Dice Barilla, entrato nell’azienda di famiglia a 24 anni – all’inizio degli anni Ottanta - che «molte persone scoprono che stare a casa con il sussidio è più comodo rispetto a mettersi in gioco cercando lavori probabilmente anche poco remunerati».

Quello che scorge dalla sua posizione di imprenditore globale è che nel nostro paese «c'è un atteggiamento di rilassamento», quasi uno stato dell’anima dunque, da parte di non meglio precisati «alcuni» che spera che termini presto.

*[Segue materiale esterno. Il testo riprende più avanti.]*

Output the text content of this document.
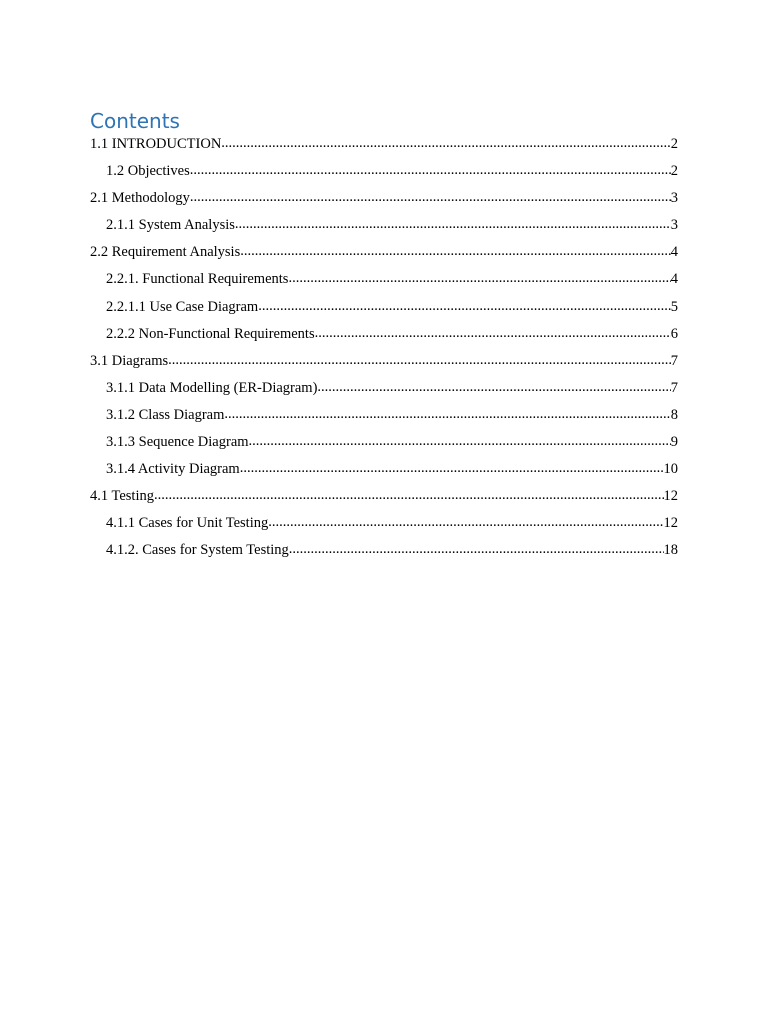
Contents
1.1 INTRODUCTION .....	2
1.2 Objectives .....	2
2.1 Methodology .....	3
2.1.1 System Analysis .....	3
2.2 Requirement Analysis .....	4
2.2.1. Functional Requirements .....	4
2.2.1.1 Use Case Diagram .....	5
2.2.2 Non-Functional Requirements .....	6
3.1 Diagrams .....	7
3.1.1 Data Modelling (ER-Diagram) .....	7
3.1.2 Class Diagram .....	8
3.1.3 Sequence Diagram .....	9
3.1.4 Activity Diagram .....	10
4.1 Testing .....	12
4.1.1 Cases for Unit Testing .....	12
4.1.2. Cases for System Testing .....	18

Ora non è chiaro se la sua speranza sia riposta nella abolizione del reddito di cittadinanza, un sostegno presente in quasi tutti i paesi europei, seppure da ritoccare, rivedere e soprattutto da abbinare a politiche attive degne anche nel Mezzogiorno, un sussidio che in Italia, durante la crisi, sommato al reddito di emergenza, ha aiutato quattro milioni di persone, facendo loro incassare un importo medio di circa 500 euro. 

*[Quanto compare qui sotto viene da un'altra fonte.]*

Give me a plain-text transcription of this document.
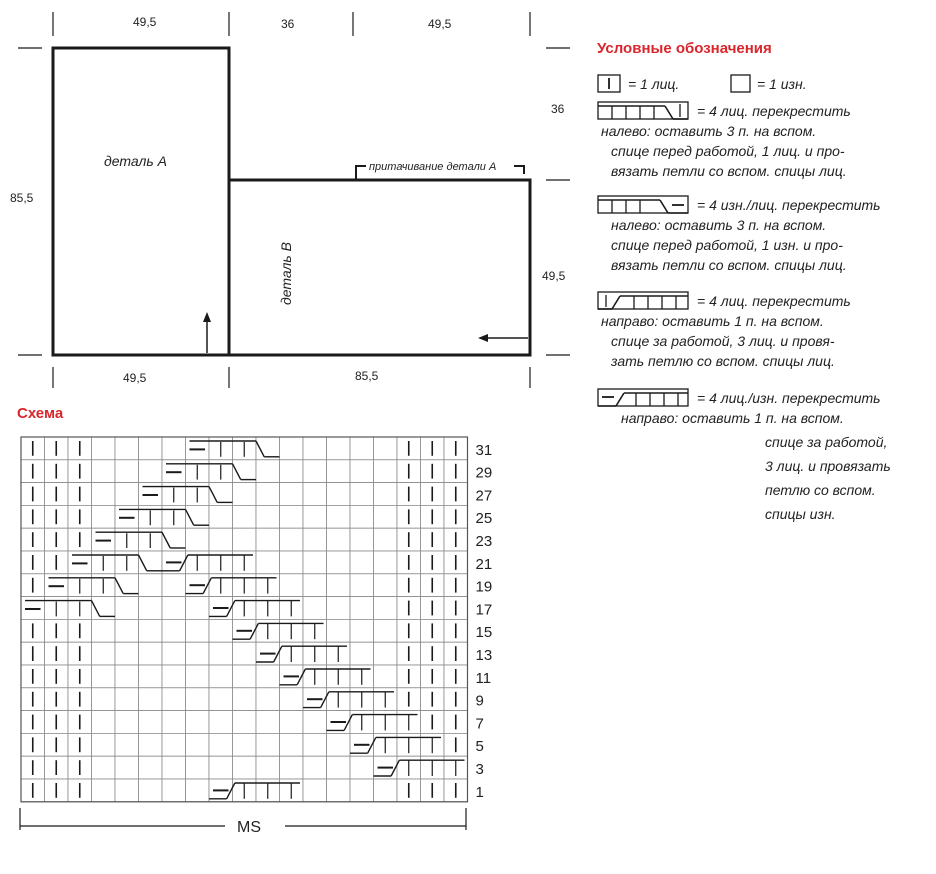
49,5	36	49,5
85,5
36
49,5
49,5	85,5
деталь A
деталь B
притачивание детали A
Условные обозначения
= 1 лиц.	= 1 изн.
= 4 лиц. перекрестить
налево: оставить 3 п. на вспом.
спице перед работой, 1 лиц. и про-
вязать петли со вспом. спицы лиц.
= 4 изн./лиц. перекрестить
налево: оставить 3 п. на вспом.
спице перед работой, 1 изн. и про-
вязать петли со вспом. спицы лиц.
= 4 лиц. перекрестить
направо: оставить 1 п. на вспом.
спице за работой, 3 лиц. и провя-
зать петлю со вспом. спицы лиц.
= 4 лиц./изн. перекрестить
направо: оставить 1 п. на вспом.
спице за работой,
3 лиц. и провязать
петлю со вспом.
спицы изн.
Схема
31
29
27
25
23
21
19
17
15
13
11
9
7
5
3
1
MS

Di certo, il messaggio è rivolto alle giovani generazioni: «Rivolgo un appello ai ragazzi: non sedetevi su facili situazioni, abbiate la forza di rinunciare ai sussidi facili e mettetevi in gioco». La situazione facile dovrebbe essere aver scontato sulla propria pelle una delle più grandi crisi economiche degli ultimi 120 anni, ma considerando il concetto di giovani che si ha in Italia, potrebbe averne vissute già due. 

Il premio che non c’è

A questi giovani, dice Barilla, serve il coraggio, appunto, e le competenze. Ebbene i dati dicono che in Italia il ritorno di investimento di un titolo di studio, si dice la sua “premialità”, è più basso che nel resto d’Europa. E questo perché il tessuto economico del paese,  al di là di virtuose minoranze, non premia le competenze e c’è un problema anche di formazione adeguata. 

I dati dicono che questo problema arriva da lontano: già considerando il periodo che va dalla metà degli anni Novanta alla crisi del 2009 sono cresciuti solo i salari dei lavoratori di qualificazione media, e i salari dei lavoratori altamente qualificati sono calati più di quelli a bassa qualifica. 

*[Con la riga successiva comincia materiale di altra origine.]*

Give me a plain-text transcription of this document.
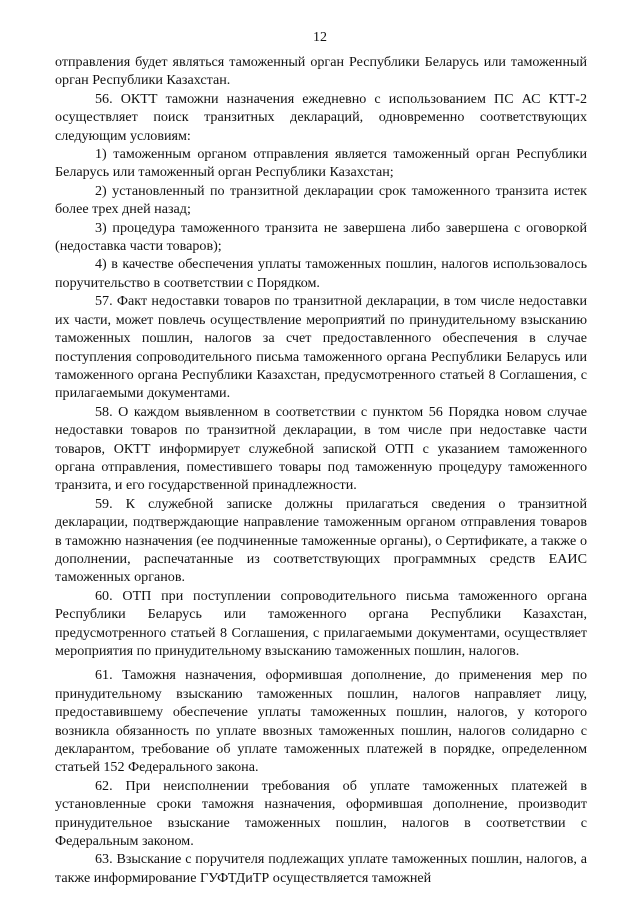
12

отправления будет являться таможенный орган Республики Беларусь или таможенный орган Республики Казахстан.

56. ОКТТ таможни назначения ежедневно с использованием ПС АС КТТ-2 осуществляет поиск транзитных деклараций, одновременно соответствующих следующим условиям:

1) таможенным органом отправления является таможенный орган Республики Беларусь или таможенный орган Республики Казахстан;

2) установленный по транзитной декларации срок таможенного транзита истек более трех дней назад;

3) процедура таможенного транзита не завершена либо завершена с оговоркой (недоставка части товаров);

4) в качестве обеспечения уплаты таможенных пошлин, налогов использовалось поручительство в соответствии с Порядком.

57. Факт недоставки товаров по транзитной декларации, в том числе недоставки их части, может повлечь осуществление мероприятий по принудительному взысканию таможенных пошлин, налогов за счет предоставленного обеспечения в случае поступления сопроводительного письма таможенного органа Республики Беларусь или таможенного органа Республики Казахстан, предусмотренного статьей 8 Соглашения, с прилагаемыми документами.

58. О каждом выявленном в соответствии с пунктом 56 Порядка новом случае недоставки товаров по транзитной декларации, в том числе при недоставке части товаров, ОКТТ информирует служебной запиской ОТП с указанием таможенного органа отправления, поместившего товары под таможенную процедуру таможенного транзита, и его государственной принадлежности.

59. К служебной записке должны прилагаться сведения о транзитной декларации, подтверждающие направление таможенным органом отправления товаров в таможню назначения (ее подчиненные таможенные органы), о Сертификате, а также о дополнении, распечатанные из соответствующих программных средств ЕАИС таможенных органов.

60. ОТП при поступлении сопроводительного письма таможенного органа Республики Беларусь или таможенного органа Республики Казахстан, предусмотренного статьей 8 Соглашения, с прилагаемыми документами, осуществляет мероприятия по принудительному взысканию таможенных пошлин, налогов.

61. Таможня назначения, оформившая дополнение, до применения мер по принудительному взысканию таможенных пошлин, налогов направляет лицу, предоставившему обеспечение уплаты таможенных пошлин, налогов, у которого возникла обязанность по уплате ввозных таможенных пошлин, налогов солидарно с декларантом, требование об уплате таможенных платежей в порядке, определенном статьей 152 Федерального закона.

62. При неисполнении требования об уплате таможенных платежей в установленные сроки таможня назначения, оформившая дополнение, производит принудительное взыскание таможенных пошлин, налогов в соответствии с Федеральным законом.

63. Взыскание с поручителя подлежащих уплате таможенных пошлин, налогов, а также информирование ГУФТДиТР осуществляется таможней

Undici anni dopo, luglio 2020, il rapporto sull’occupazione dei giovani italiani pubblicato dall’Istat dice più o meno la stessa cosa: «Nonostante il limitato numero di giovani laureati in Italia, le loro prospettive occupazionali sono relativamente più deboli rispetto ai valori medi europei».

E ancora: «Tra i più giovani, la differenza Italia-Ue nei tassi di occupazione dei laureati sale dunque a 9 punti; indicando un mercato del lavoro che assorbe con difficoltà e lentezza il giovane capitale umano più formato del Paese». 

Se questo non bastasse, poi, il tasso di occupazione delle giovani donne, più istruite in media dei giovani uomini, «resta significativamente inferiore a quello maschile». Certo, ci sarebbe la soluzione, accettare lavori poco remunerati, come suggerisce il presidente del gruppo alimentare, e continuare il declino di un paese che ha un problema di produttività latente e mai affrontato, che accumula risparmi – viva gli ereditieri – ma ha una classe imprenditoriale che investe poco e spesso male e non scommette sulle nuove generazioni. Ha ragione Barilla, giovani italiani, prendete coraggio e non sedetevi sulle comodità: cambiate paese.